Sensors (Basel). 2020 Jul 4;20(13):3745. doi: 10.3390/s20133745.
The relative simplicity of IoT networks extends service vulnerabilities and possibilities to different network failures exhibiting system weaknesses. Therefore, having a dataset with a sufficient number of samples, labeled and with a systematic analysis, is essential in order to understand how these networks behave and detect traffic anomalies. This work presents DAD: a complete and labeled IoT dataset containing a reproduction of certain real-world behaviors as seen from the network. To approximate the dataset to a real environment, the data were obtained from a physical data center, with temperature sensors based on NFC smart passive sensor technology. Having carried out different approaches, performing mathematical modeling using time series was finally chosen. The virtual infrastructure necessary for the creation of the dataset is formed by five virtual machines, a MQTT broker and four client nodes, each of them with four sensors of the refrigeration units connected to the internal IoT network.
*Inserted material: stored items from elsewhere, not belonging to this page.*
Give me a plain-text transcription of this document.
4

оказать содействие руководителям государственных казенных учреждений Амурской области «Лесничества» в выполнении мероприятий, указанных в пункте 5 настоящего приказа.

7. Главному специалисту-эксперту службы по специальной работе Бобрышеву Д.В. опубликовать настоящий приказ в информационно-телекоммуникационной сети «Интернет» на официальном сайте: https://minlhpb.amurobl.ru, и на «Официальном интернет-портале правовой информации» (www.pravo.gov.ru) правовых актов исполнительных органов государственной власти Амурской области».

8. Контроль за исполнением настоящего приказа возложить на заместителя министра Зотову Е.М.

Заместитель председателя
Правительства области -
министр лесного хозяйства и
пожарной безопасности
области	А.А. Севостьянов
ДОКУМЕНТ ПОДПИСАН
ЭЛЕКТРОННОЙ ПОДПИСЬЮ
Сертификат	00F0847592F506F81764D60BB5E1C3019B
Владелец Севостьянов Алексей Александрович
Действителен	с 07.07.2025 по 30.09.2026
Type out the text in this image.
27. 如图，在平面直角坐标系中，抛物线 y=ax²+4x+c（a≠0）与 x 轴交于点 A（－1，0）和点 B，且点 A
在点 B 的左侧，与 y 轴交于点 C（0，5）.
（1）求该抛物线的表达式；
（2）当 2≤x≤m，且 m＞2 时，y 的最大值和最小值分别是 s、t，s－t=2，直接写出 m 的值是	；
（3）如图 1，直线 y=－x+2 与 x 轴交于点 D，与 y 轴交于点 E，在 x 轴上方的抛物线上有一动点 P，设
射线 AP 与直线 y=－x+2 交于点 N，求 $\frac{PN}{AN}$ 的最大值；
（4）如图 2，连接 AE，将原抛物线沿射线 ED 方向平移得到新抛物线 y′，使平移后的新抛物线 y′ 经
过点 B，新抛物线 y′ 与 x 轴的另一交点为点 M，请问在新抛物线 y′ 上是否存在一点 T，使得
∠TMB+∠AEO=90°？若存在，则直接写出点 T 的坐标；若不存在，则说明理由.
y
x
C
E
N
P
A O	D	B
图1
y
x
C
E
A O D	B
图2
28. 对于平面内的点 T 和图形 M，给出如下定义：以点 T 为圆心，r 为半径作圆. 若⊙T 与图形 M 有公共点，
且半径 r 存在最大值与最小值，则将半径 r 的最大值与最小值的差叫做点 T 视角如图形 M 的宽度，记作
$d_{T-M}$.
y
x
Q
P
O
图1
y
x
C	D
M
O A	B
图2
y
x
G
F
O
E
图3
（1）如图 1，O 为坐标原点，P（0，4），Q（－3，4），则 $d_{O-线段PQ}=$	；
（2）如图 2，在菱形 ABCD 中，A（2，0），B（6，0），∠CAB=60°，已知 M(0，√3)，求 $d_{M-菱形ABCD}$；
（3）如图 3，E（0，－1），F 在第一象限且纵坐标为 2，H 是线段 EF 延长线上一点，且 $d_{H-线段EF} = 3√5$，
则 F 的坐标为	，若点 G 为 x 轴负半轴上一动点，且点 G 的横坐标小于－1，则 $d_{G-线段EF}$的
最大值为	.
DAD presents a seven day network activity with three types of anomalies: duplication, interception and modification on the MQTT message, spread over 5 days. Finally, a feature description is performed, so it can be used for the application of the various techniques of prediction or automatic classification.
物联网网络相对简单,这将服务漏洞和可能性扩展到了表现出系统弱点的不同网络故障。因此,拥有一个包含足够数量样本、有标签且经过系统分析的数据集,对于理解这些网络的行为方式以及检测流量异常至关重要。这项工作展示了DAD:一个完整且有标签的物联网数据集,其中包含从网络角度重现的某些现实世界行为。为了使数据集接近真实环境,数据是从一个物理数据中心获取的,该数据中心配备了基于NFC智能无源传感器技术的温度传感器。在尝试了不同方法后,最终选择了使用时间序列进行数学建模。创建该数据集所需的虚拟基础设施由五台虚拟机、一个MQTT代理和四个客户端节点组成,每个客户端节点都连接着四个制冷单元传感器到内部物联网网络。DAD展示了为期七天的网络活动,其中包含三种类型的异常:MQTT消息的重复、拦截和修改,这些异常分布在五天内。最后,进行了特征描述,以便可将其用于各种预测或自动分类技术的应用。